Dutroux told the court: "It is regrettable that four people can never come back. I cannot repair that. If I hadn't agreed to do what I did they would probably be alive.
"I cannot accept all responsibility, but take responsibility for the role I played."
Dutroux told the court that one of the police officers and his alleged drug-addict accomplice, Michel Lelièvre, raped Ms Marchal after the teenagers were kidnapped while on holiday near the Belgian coastal town of Ostende.
But Dutroux denied murdering the two young women, who according to a post-mortem examination, were most likely to have been drugged until they were unconscious and then buried alive.
Dutroux said that he left the two young women with Mr Lelièvre and a French accomplice, Bernard Weinstein, whom Dutroux has today denied killing, after previously admitting to murder while in custody. The two men planned to force the women into prostitution.
Dutroux told the court: "I never thought that they were going to kill them. I find it a great shame that these girls died. It's a disaster."
Their bodies were discovered by the police in September 1996, buried in the garden of a property belonging to Dutroux.
A month before, the brutally abused bodies of Julie Lejeune and Melissa Russo, two eight-year-old girls, were unearthed from another Dutroux property, along with that of Mr Weinstein.
Post-mortem examination reports showed that the children had starved to death after being raped and beaten.
Earlier, Dutroux blamed the three people standing trial alongside him: his former wife, Michelle Martin, convicted fraudster Michel Nihoul, Mr Lelièvre, and Mr Weinstein, his murdered accomplice, for the abduction of the eight-year-old girls in June 1995.
He said that he stumbled upon the girls in his home at Marcinelle, south Belgium, in the company of his former wife, Mr Nihoul and two others in July 1995, some weeks after they were abducted from the eastern city of Liege.
Ms Martin testified later that Julie and Melissa starved to death in Dutroux's basement in 1996 while he was in jail for three months for a car theft. She apologised for not feeding the girls, saying: "I know I have some responsibility in the deaths of Julie and Melissa. I was too scared to go down [into the basement] ... I regret infinitely what happened."

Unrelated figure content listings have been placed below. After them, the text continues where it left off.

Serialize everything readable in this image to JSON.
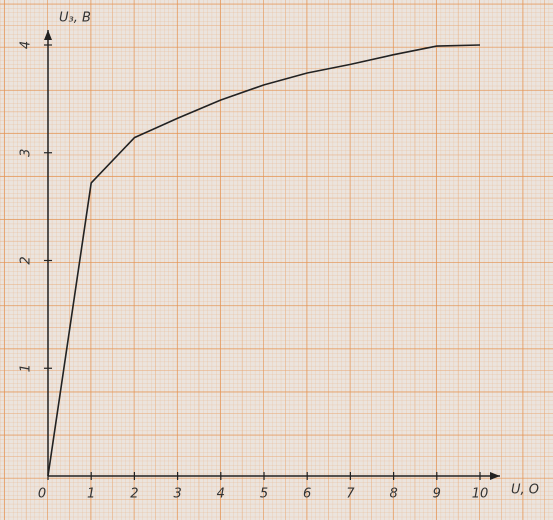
{
  "chart_data": {
    "type": "line",
    "xlabel": "U, O",
    "ylabel": "U₃, B",
    "x": [
      0,
      1,
      2,
      3,
      4,
      5,
      6,
      7,
      8,
      9,
      10
    ],
    "series": [
      {
        "name": null,
        "color": "#222222",
        "values": [
          0,
          2.72,
          3.14,
          3.32,
          3.49,
          3.63,
          3.74,
          3.82,
          3.91,
          3.99,
          4.0
        ]
      }
    ],
    "xlim": [
      0,
      10
    ],
    "ylim": [
      0,
      4
    ],
    "xticks": [
      0,
      1,
      2,
      3,
      4,
      5,
      6,
      7,
      8,
      9,
      10
    ],
    "yticks": [
      1,
      2,
      3,
      4
    ],
    "grid": true
  }
}
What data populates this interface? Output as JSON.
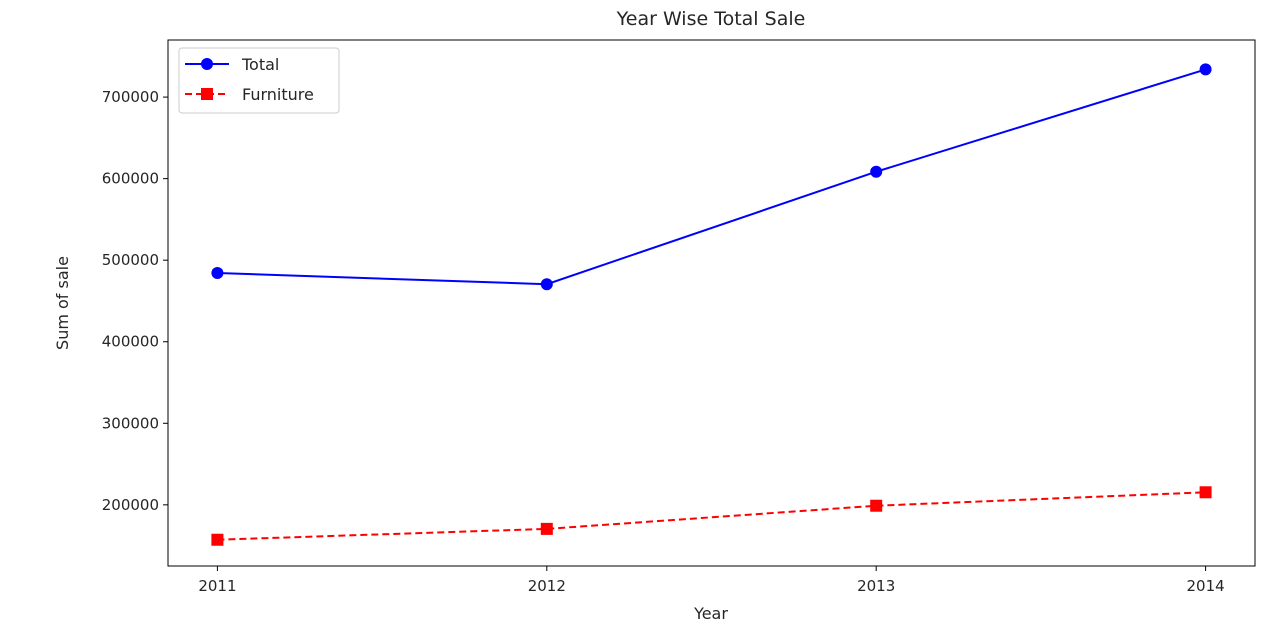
{
  "chart_data": {
    "type": "line",
    "title": "Year Wise Total Sale",
    "xlabel": "Year",
    "ylabel": "Sum of sale",
    "categories": [
      "2011",
      "2012",
      "2013",
      "2014"
    ],
    "x": [
      2011,
      2012,
      2013,
      2014
    ],
    "xlim": [
      2010.85,
      2014.15
    ],
    "ylim": [
      125000,
      770000
    ],
    "yticks": [
      200000,
      300000,
      400000,
      500000,
      600000,
      700000
    ],
    "ytick_labels": [
      "200000",
      "300000",
      "400000",
      "500000",
      "600000",
      "700000"
    ],
    "grid": false,
    "legend_position": "upper-left",
    "series": [
      {
        "name": "Total",
        "values": [
          484247,
          470533,
          608474,
          733947
        ],
        "color": "#0000ff",
        "line_style": "solid",
        "marker": "circle"
      },
      {
        "name": "Furniture",
        "values": [
          157193,
          170518,
          198901,
          215387
        ],
        "color": "#ff0000",
        "line_style": "dashed",
        "marker": "square"
      }
    ]
  }
}
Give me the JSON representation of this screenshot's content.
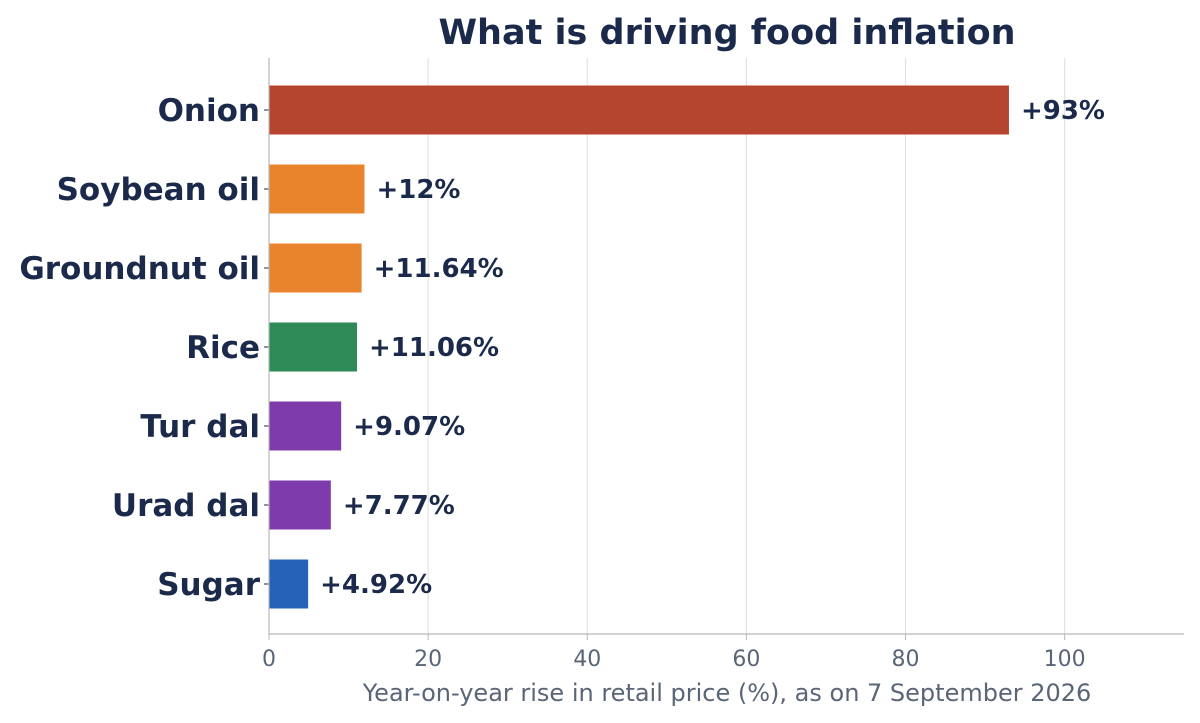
{
  "chart_data": {
    "type": "bar",
    "orientation": "horizontal",
    "title": "What is driving food inflation",
    "xlabel": "Year-on-year rise in retail price (%), as on 7 September 2026",
    "ylabel": "",
    "xlim": [
      0,
      115
    ],
    "xticks": [
      0,
      20,
      40,
      60,
      80,
      100
    ],
    "grid": "vertical",
    "legend": "none",
    "categories": [
      "Onion",
      "Soybean oil",
      "Groundnut oil",
      "Rice",
      "Tur dal",
      "Urad dal",
      "Sugar"
    ],
    "values": [
      93,
      12,
      11.64,
      11.06,
      9.07,
      7.77,
      4.92
    ],
    "data_labels": [
      "+93%",
      "+12%",
      "+11.64%",
      "+11.06%",
      "+9.07%",
      "+7.77%",
      "+4.92%"
    ],
    "colors": [
      "#b5452f",
      "#e8842c",
      "#e8842c",
      "#2e8a57",
      "#7d3bab",
      "#7d3bab",
      "#2563b8"
    ]
  }
}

Dutroux told the court that he saw Mr Weinstein sexually abusing one of the eight-year-old girls. "I was angry," he told Judge Stephane Goux. But according to Dutroux, Mr Weinstein told him: "This is nothing compared to what will happen to them when they end up with Nihoul and company."
Dutroux then said: "My wife explained to me that it was better to hang on to them for a few days." Which was, according to Dutroux, why he built a secret cellar in the Marcinelle house, near the southern town of Charleroi, to confine the two girls.
Police rescued two more girls, Laetitia Delhez, then 14, and Sabine Dardenne, then 12, from that cellar in August 1996. Mme Dardenne intends to give evidence against Dutroux at the trial.
Dutroux entered no plea today, which is possible under Belgian law, which requires defendants to take the stand and answer questions from the judge.